Und so muss man dankbar sein über jedes neue Buch, das dieses
Thema behandelt. In den letzten Monaten erschienen Biografien über
einst populäre Komponisten und Texter wie Ralph Benatzky, Robert
Stolz, Fritz Löhner-Beda oder Bert Kaempfert. Gewissermaßen
Protagonisten aus der A-Klasse der populären Musik des 20.
Jahrhunderts wurden dort vorgestellt. Aber was ist mit all jenen,
deren Namen selbst Fachleuten kaum geläufig sind? Harald Banter,
Komponist, Bandleader und langjähriger Chef der Unterhaltenden
Musik beim Westdeutschen Rundfunk, gehört zu dieser anderen
Klasse – was durchaus nicht als Deklassierung zu verstehen
ist. Banter, Jahrgang 1930, gehört seit den fünfziger
Jahren zum Urgestein des WDR. Seine sympathisch naive Autobiografie
„Ton-Folgen“ erlaubt nun einen kleinen Einblick in das
Alltagsgeschäft eines öffentlich-rechtlichen Musikus.
Banter begann seine Karriere als Programmgestalter: „1950
gab es beim NWDR 350 Angestellte, einschließlich der Orchester
und des Chores. Es war sehr gemütlich, und jeder kannte jeden.
Wir saßen wie die Heringe aufeinander. Vier bis fünf
Kollegen teilten sich ein kleines Zimmer von zehn Quadratmetern.
Gearbeitet wurde schichtweise, weil alle auf einmal nicht in das
Zimmer hineinpassten.“
Damals stellte er noch brav seine Programme zusammen – bis
er das George Shearing-Quintett hörte: „Der bis dahin
nie gehörte, legendäre Sound aus Block-Akkorden von Vibraphon,
Klavier und elektrischer Gitarre riss mich derart mit, dass diese
Begeisterung ausschlaggebend für meinen ganzen weiteren beruflichen
Werdegang werden sollte.“ Auch für Joe Zawinul und Friedrich
Gulda gehörte George Shearing in der Nachkriegszeit zu den
musikalischen „Göttern“, die ihnen den Weg wiesen.
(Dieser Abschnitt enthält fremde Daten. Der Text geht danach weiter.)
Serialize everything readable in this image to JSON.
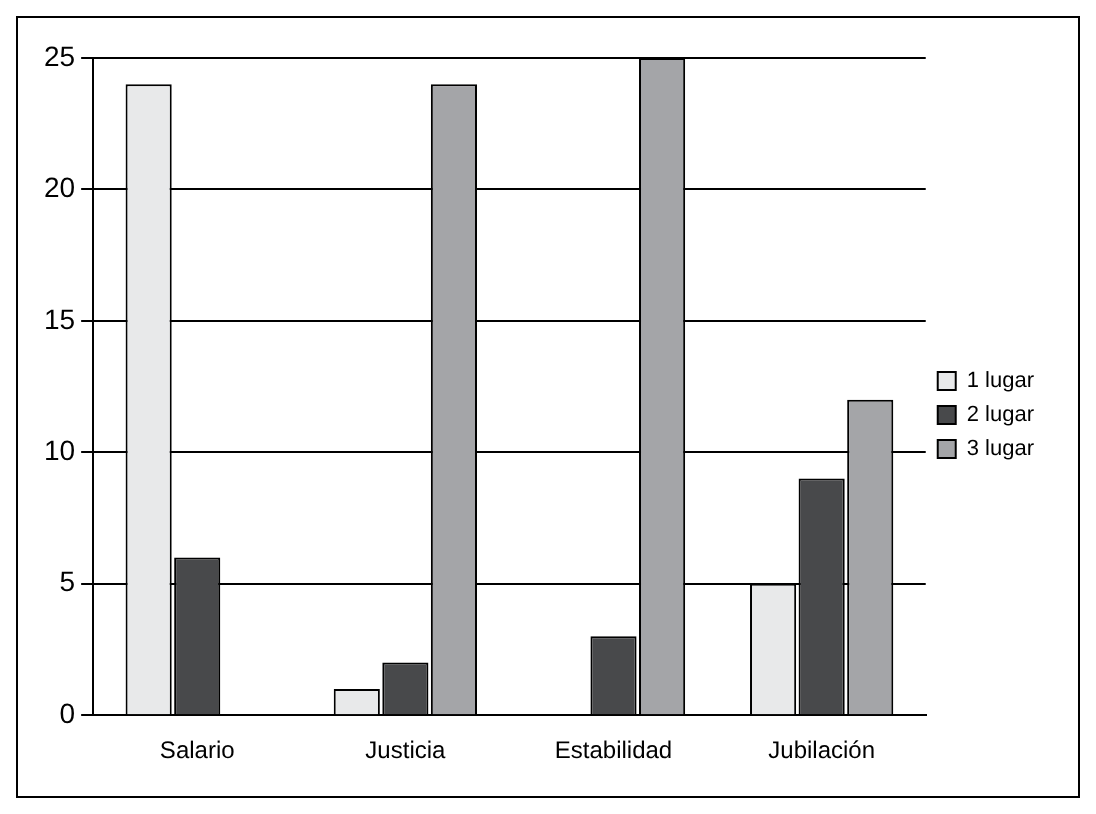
{
  "chart_data": {
    "type": "bar",
    "categories": [
      "Salario",
      "Justicia",
      "Estabilidad",
      "Jubilación"
    ],
    "series": [
      {
        "name": "1 lugar",
        "color": "#e8e9ea",
        "values": [
          24,
          1,
          0,
          5
        ]
      },
      {
        "name": "2 lugar",
        "color": "#48494b",
        "values": [
          6,
          2,
          3,
          9
        ]
      },
      {
        "name": "3 lugar",
        "color": "#a4a5a8",
        "values": [
          0,
          24,
          25,
          12
        ]
      }
    ],
    "ylim": [
      0,
      25
    ],
    "yticks": [
      0,
      5,
      10,
      15,
      20,
      25
    ],
    "grid": "y",
    "legend": "right"
  }
}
Der Gedanke jedenfalls, diesen Sound zu kopieren, ließ Gerd
von Wysocki – so lautet sein bürgerlicher Name –
keine Ruhe, und er beschloss: „Ich gründe ein Ensemble!“
Als Harald Banter – so nannte er sich jetzt – leitetete
er bald die Media-Band des NWDR. Rundfunkaufnahmen jedenfalls konnten
dort manchmal in dieser Zeit durchaus der Gesundheit schaden: „Eines
Tages, wir waren gerade mitten bei der Arbeit und sehr bemüht,
eine gute Aufnahme zustande zu bringen, wurde der Aufnahmesaal von
einem unerträglichen Geruch erfüllt, dessen Intensität
und Pestilenz sich von Minute zu Minute derart steigerte und uns
allen so schlecht wurde, dass ich die Aufnahmesitzung abbrechen
musste.“ Woher kam der Gestank? Es stellte sich heraus, dass
beim Bau der Lüftungsschächte tote Ratten eingemauert
wurden, die nun nach und nach durch die Belüftungsanlage in
den Aufnahmesaal gepustet wurden.
Es sind solche Anekdoten, die dieses kleine Büchlein lesenswert
machen für all diejenigen, die sich für ein Kapitel deutscher
Musikgeschichte zwischen E und U der Nachkriegszeit interessieren
. Den vielleicht wichtigsten Beitrag zu dieser Geschichte leistete
Harald Banter im übrigen seit Mitte der achtziger Jahre als
Produzent vorzüglicher Ersteinspielungen von unbekannten Kurt-Weill-Opern
wie „Der Zar läßt sich fotografieren“ oder
„Der Kuhhandel“, die alle bei Capriccio auf CD erschienen
sind. Sie sind Banters Vermächtnis.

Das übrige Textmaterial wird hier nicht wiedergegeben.